Regardless of her future sales, Blair may have already set a precedent for book marketing on one of the world’s most popular social media platforms. But publishing marketing experts ask that aspiring writers manage their expectations. “It's definitely a case of ‘watch this space,’” says freelance book marketer Kat McKenna. “Book marketers are always creative and excited by unique and standout ideas, so expect [Blair’s A Broken Blade campaign] to have not gone unnoticed.” Still, she adds, “it's too soon to tell if this is going to guarantee a long and successful career for an author.”

Publicists are understandably hesitant to put all their eggs in one social media basket. TikTok’s popularity doesn’t necessarily inspire confidence, and that’s due in part to the newness of the platform. “The thing with TikTok is that it just moves too damn fast for anyone to accurately move on a trend,” says Erewhon Books Marketing and Publicity Manager Martin Cahill. “Until this sort of success happens often enough for patterns to be glimpsed and acted on, I don't know how normal a strategy it'll become.” Jeanne-Marie Hudson, Berkeley V.P. and deputy publisher, feels similarly. “[TikTok’s] trends are changing constantly, so what works for one book might not for another,” she says. “Nothing guarantees success better than readers falling in love with a book and generating grassroots support for that book — both online and off.”

And the momentum hasn’t continued to grow for A Broken Blade following Blair’s reveal. While Blair claims that sales are steady, the conversation on the platform has naturally moved on to other topics — like Illumicrate, a subscription box service that recently released new editions of Freya Marske’s A Marvellous Light and R.F. Kuang’s now-completed Poppy War trilogy.

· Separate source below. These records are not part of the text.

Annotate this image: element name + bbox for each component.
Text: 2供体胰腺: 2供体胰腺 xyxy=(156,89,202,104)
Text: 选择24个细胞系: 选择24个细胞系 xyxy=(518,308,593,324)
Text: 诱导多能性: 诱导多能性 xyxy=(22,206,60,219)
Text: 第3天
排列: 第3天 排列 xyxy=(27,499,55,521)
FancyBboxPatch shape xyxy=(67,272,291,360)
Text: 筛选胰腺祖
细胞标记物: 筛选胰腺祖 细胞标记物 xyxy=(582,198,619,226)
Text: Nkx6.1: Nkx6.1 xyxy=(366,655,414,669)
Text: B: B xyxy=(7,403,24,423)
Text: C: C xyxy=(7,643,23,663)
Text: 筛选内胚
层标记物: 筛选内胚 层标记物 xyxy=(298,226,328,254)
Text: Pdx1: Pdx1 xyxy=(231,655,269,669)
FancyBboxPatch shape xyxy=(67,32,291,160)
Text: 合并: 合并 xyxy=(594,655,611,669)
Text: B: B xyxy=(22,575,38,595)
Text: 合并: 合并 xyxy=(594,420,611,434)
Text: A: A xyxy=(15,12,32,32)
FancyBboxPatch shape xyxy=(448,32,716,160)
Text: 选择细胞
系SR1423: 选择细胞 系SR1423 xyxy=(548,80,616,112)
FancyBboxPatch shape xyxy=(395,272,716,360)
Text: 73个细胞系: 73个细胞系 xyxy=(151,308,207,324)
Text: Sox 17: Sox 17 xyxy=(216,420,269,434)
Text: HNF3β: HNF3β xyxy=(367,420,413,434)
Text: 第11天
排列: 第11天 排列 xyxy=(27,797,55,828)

But Blair isn’t interested in traditional markers of success. If she was, she would’ve gone the usual route, spending years writing and revising her novel, struggling to find an agent, and eventually getting a publishing house to buy it — then waiting even longer, between nine months and two years, to finally see her title in bookstores. Instead, she wrote the first draft of A Broken Blade over the course of 20 days in May 2021, edited it from June to October, and had a copy in her hands by the end of November. “I wanted to put it out as quickly as possible,” Blair says. “That’s kind of the opposite of traditional publishing. If I had tried to traditionally publish this, it wouldn’t be out there yet.”